/ Wort zum Tag

Psalm 109,31

Bibelvers

"Er steht den Armen zur Rechten, dass er ihm helfe von denen, die ihn verurteilen."

Psalm 109,31

Es ist erschreckend, was ich in Psalm 109 lese. Warum nur tun sich Menschen so etwas an? Da meint es jemand nur gut, und was ist der Dank dafür?! Hass, Verleumdung, ja sogar Morddrohungen. Unfassbar. Der Psalmbeter beschreibt seine Lage folgendermaßen: „Sie bekämpfen mich ohne jeden Grund. Für meine Liebe klagen sie mich an, obwohl mein Gebet ihnen galt. Sie vergelten mir Gutes mit Bösem, und meine Liebe mit Hass.“ Es fällt mir schwer, mich in die Situation des Psalmbeters hineinzuversetzen, weil ich solch heftige Anfeindungen nie erlebt habe. Aber ich merke, dass mich das Schicksal des Armen, der es doch nur gut meinte, nicht unberührt lässt. Wenn jemand derart ungerecht behandelt wird, kann ich das nur schwer ertragen. So kurz vor Weihnachten möchte man damit lieber gar nicht konfrontiert werden. Dann tröste ich mich damit, dass ja Gott dem Armen zur Rechten steht, und ER ihm helfen wird, von denen, die ihn verurteilen wie es im Psalm 109 heißt.

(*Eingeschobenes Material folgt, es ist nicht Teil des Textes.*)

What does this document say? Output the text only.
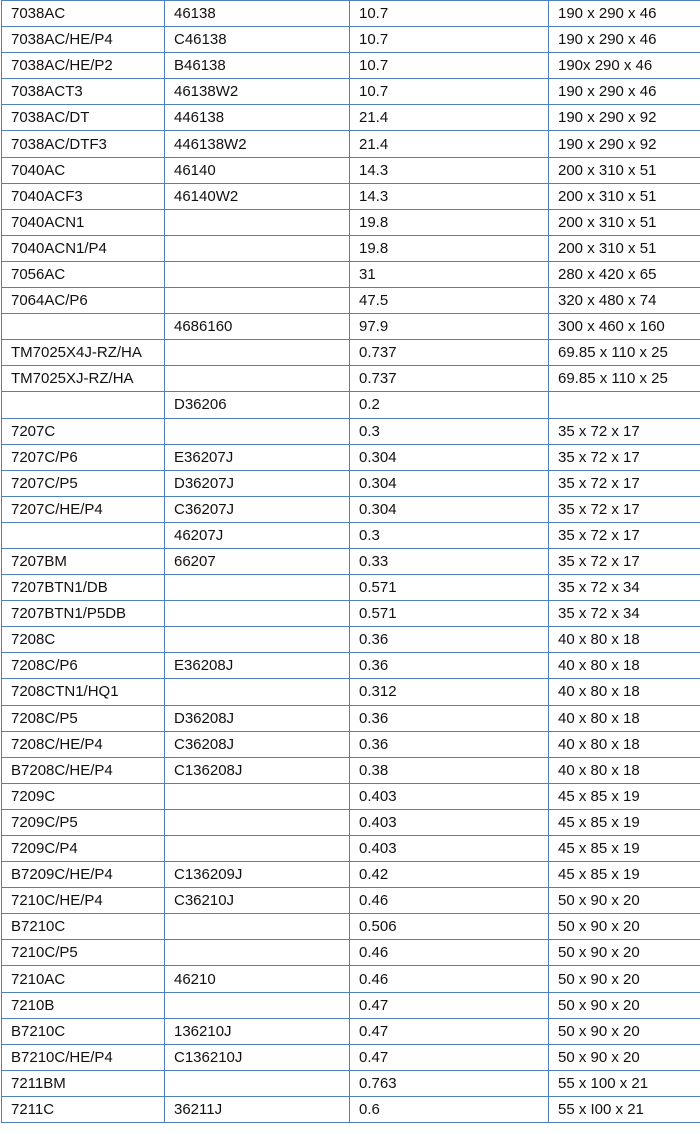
7038AC	46138	10.7	190 x 290 x 46
7038AC/HE/P4	C46138	10.7	190 x 290 x 46
7038AC/HE/P2	B46138	10.7	190x 290 x 46
7038ACT3	46138W2	10.7	190 x 290 x 46
7038AC/DT	446138	21.4	190 x 290 x 92
7038AC/DTF3	446138W2	21.4	190 x 290 x 92
7040AC	46140	14.3	200 x 310 x 51
7040ACF3	46140W2	14.3	200 x 310 x 51
7040ACN1		19.8	200 x 310 x 51
7040ACN1/P4		19.8	200 x 310 x 51
7056AC		31	280 x 420 x 65
7064AC/P6		47.5	320 x 480 x 74
	4686160	97.9	300 x 460 x 160
TM7025X4J-RZ/HA		0.737	69.85 x 110 x 25
TM7025XJ-RZ/HA		0.737	69.85 x 110 x 25
	D36206	0.2	
7207C		0.3	35 x 72 x 17
7207C/P6	E36207J	0.304	35 x 72 x 17
7207C/P5	D36207J	0.304	35 x 72 x 17
7207C/HE/P4	C36207J	0.304	35 x 72 x 17
	46207J	0.3	35 x 72 x 17
7207BM	66207	0.33	35 x 72 x 17
7207BTN1/DB		0.571	35 x 72 x 34
7207BTN1/P5DB		0.571	35 x 72 x 34
7208C		0.36	40 x 80 x 18
7208C/P6	E36208J	0.36	40 x 80 x 18
7208CTN1/HQ1		0.312	40 x 80 x 18
7208C/P5	D36208J	0.36	40 x 80 x 18
7208C/HE/P4	C36208J	0.36	40 x 80 x 18
B7208C/HE/P4	C136208J	0.38	40 x 80 x 18
7209C		0.403	45 x 85 x 19
7209C/P5		0.403	45 x 85 x 19
7209C/P4		0.403	45 x 85 x 19
B7209C/HE/P4	C136209J	0.42	45 x 85 x 19
7210C/HE/P4	C36210J	0.46	50 x 90 x 20
B7210C		0.506	50 x 90 x 20
7210C/P5		0.46	50 x 90 x 20
7210AC	46210	0.46	50 x 90 x 20
7210B		0.47	50 x 90 x 20
B7210C	136210J	0.47	50 x 90 x 20
B7210C/HE/P4	C136210J	0.47	50 x 90 x 20
7211BM		0.763	55 x 100 x 21
7211C	36211J	0.6	55 x I00 x 21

Doch dürfen wir uns damit aus der Affäre ziehen? Nach dem Motto: Jeder muss selber sehen, wie er klar kommt. Psalm 109 lässt mir einfach keine Ruhe – und ich denke, das ist gut so. Ich versuche zu verstehen, warum das Gute so oft mit Bösem vergolten wird. War das, was der Psalmbeter gut meinte, vielleicht das Gegenteil von gut?! Denkbar, dass er das, was in der Vergangenheit passiert war, völlig falsch beurteilte?!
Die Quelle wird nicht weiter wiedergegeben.